Aunque la sociedad es un concepto amplio que puede abarcar al Estado, a las organizaciones sociales y a los ciudadanos, el humanismo prefiere hablar de comunidad. La persona y la comunidad son los dos ejes que vertebran el humanismo.
La historia del pensamiento es la historia de las relaciones entre la persona o el ciudadano y su comunidad. A veces es la sociedad la que predomina o anula a la persona ('polis' griega, comunismo, dictaduras); otras, es el orden social el que se subordina a la persona (humanismo cristiano).
Resumir las cuestiones y las relaciones del humanismo cristiano con la sociedad civil, no es sino resumir los rasgos esenciales de una adecuada política social. Hoy día se concretan estas relaciones en dos polos: el ciudadano y el Estado. De ahí surgirán los grandes problemas de las obligaciones del Estado (pensiones, prestaciones sanitarias y educativas, cultura, vivienda, servicios básicos, infraestructuras, etc.) y de los derechos de los ciudadanos, que las Constituciones políticas convierten en derechos fundamentales.
La confluencia de la persona con su comunidad desemboca en el principio de igualdad, su pilar básico. La creación de un clima de igualdad y la lucha contra las desigualdades injustas o discriminaciones no justificadas es el fundamento y justifica tanto de la persona, como de la comunidad.
Desde la perspectiva de la persona, el humanismo sostiene la igualdad esencial de los hombres. Esto significa que lo esencial es ser hombre, y si se da esta esencial identidad, lo demás, esto es, las diferencias (raza, sexo, económicas, situación social, religión, etc.) habrán de ajustarse para evitar la deshumanización. Dicho de otro modo, si lo decisivo es ser hombre, la unidad del linaje humano no puede aceptar las desigualdades injustas. Ahora bien, es importante admitir que solo somos iguales ante Dios y ante la ley, en todo lo demás somos diferentes.
Desde la perspectiva de la comunidad, la igualdad así entendida viene exigida por la justicia, por la paz social y por la integración de cada persona en el conjunto social, haciendo posible la plena participación en los bienes culturales y materiales.
En resumen, deben ser preservados el estímulo y el esfuerzo de la persona, y deben ser propiciados los climas de igualdad por las vías de la cultura, la fiscalidad y la prestación de servicios públicos básicos.
Si la meta del bienestar es inexcusable, también lo es la difusión de la cultura.

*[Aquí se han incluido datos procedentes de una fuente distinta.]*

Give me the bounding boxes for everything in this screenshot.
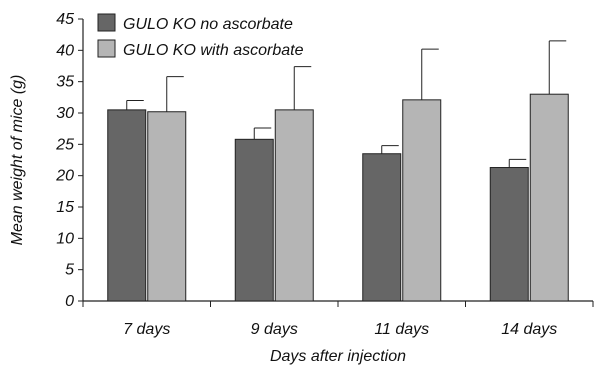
x-tick-label: 9 days: [251, 321, 298, 338]
y-tick-label: 45: [56, 11, 74, 28]
bar-with-ascorbate: [147, 111, 187, 302]
legend-swatch-no-ascorbate: [97, 13, 116, 32]
bar-with-ascorbate: [529, 93, 569, 302]
bar-with-ascorbate: [402, 99, 442, 302]
plot-area: 0 5 10 15 20 25 30 35 40 45 7 days 9 days 11 days 14 …: [55, 11, 594, 338]
bar-no-ascorbate: [489, 167, 529, 302]
y-tick-label: 15: [56, 199, 74, 216]
y-axis-label: Mean weight of mice (g): [9, 75, 26, 246]
y-tick-label: 25: [55, 136, 74, 153]
y-tick-label: 30: [56, 105, 74, 122]
y-tick-label: 5: [65, 262, 74, 279]
x-tick-label: 11 days: [374, 321, 429, 338]
legend-label-no-ascorbate: GULO KO no ascorbate: [123, 16, 293, 33]
y-tick-label: 35: [56, 74, 74, 91]
x-tick-label: 14 days: [501, 321, 557, 338]
bar-no-ascorbate: [107, 109, 147, 302]
x-axis-label: Days after injection: [270, 348, 406, 365]
legend: GULO KO no ascorbate GULO KO with ascorb…: [97, 13, 304, 59]
bar-with-ascorbate: [274, 109, 314, 302]
bar-no-ascorbate: [362, 153, 402, 302]
x-tick-label: 7 days: [123, 321, 170, 338]
legend-label-with-ascorbate: GULO KO with ascorbate: [123, 42, 304, 59]
y-tick-label: 10: [56, 230, 74, 247]
bar-no-ascorbate: [234, 138, 274, 302]
y-tick-label: 40: [56, 42, 74, 59]
y-tick-label: 0: [65, 293, 74, 310]
y-tick-label: 20: [55, 168, 74, 185]
legend-swatch-with-ascorbate: [97, 39, 116, 58]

Con frecuencia nos quedamos en lo primero. Pero el objetivo cultural no es menos importante, y en él se incluyen la instrucción, la educación, la preparación profesional, el acceso por mérito a los niveles más altos del saber, la adquisición de sensibilidad para apreciar las bellas artes, el estímulo a la vocación por el conocimiento y el saber, la imaginación creadora, la capacidad de análisis y de juicio propios independiente de la presión mediática, la voluntad de compromiso con la comunidad y la capacidad de distinguir el bien del mal.
Así, el humanismo cristiano, como conjunto de valores e ideales, no pretende solamente inspirar determinadas políticas, sino, además, propiciar el ambiente que demandan las reformas necesarias para la consecución de aquellos objetivos. Y la más importante de todas, el que las personas sean dueñas de sí mismas, conscientes de lo que son, de lo que aportan y de lo que reciben de la comunidad.
El humanismo cristiano es, por tanto, una respuesta a la crisis moral de nuestro tiempo, respuesta que representa una concepción de la vida y no solo de la política, porque:
- afirma la integridad del ser humano y su capacidad de esperanza, oponiéndose a quienes pretenden reducirlo a simple biología o a una interpretación química,
- pretende liberar al hombre de la anarquía y del caos intelectual y espiritual que le ofrece nuestro mundo, oponiéndose a quienes incurren en el error antropológico de ver en el hombre solo materia,
- limita a sus justos términos los excesos de los avances técnicos reconociendo su importancia, pero oponiéndose a quienes viven esclavizados por las nuevas tecnologías,
- ayuda al hombre para que tome conciencia de su identidad y personalidad propias, oponiéndose a quien lo considera un número dentro de un colectivo,
- desarrolla los sentimientos y resalta los deberes de la persona para con la comunidad, a pesar de los sentimientos egoístas implícitos en su naturaleza,
- y se propone hacer más humana la vida política.
Estos son unos objetivos que todo programa electoral debería recoger.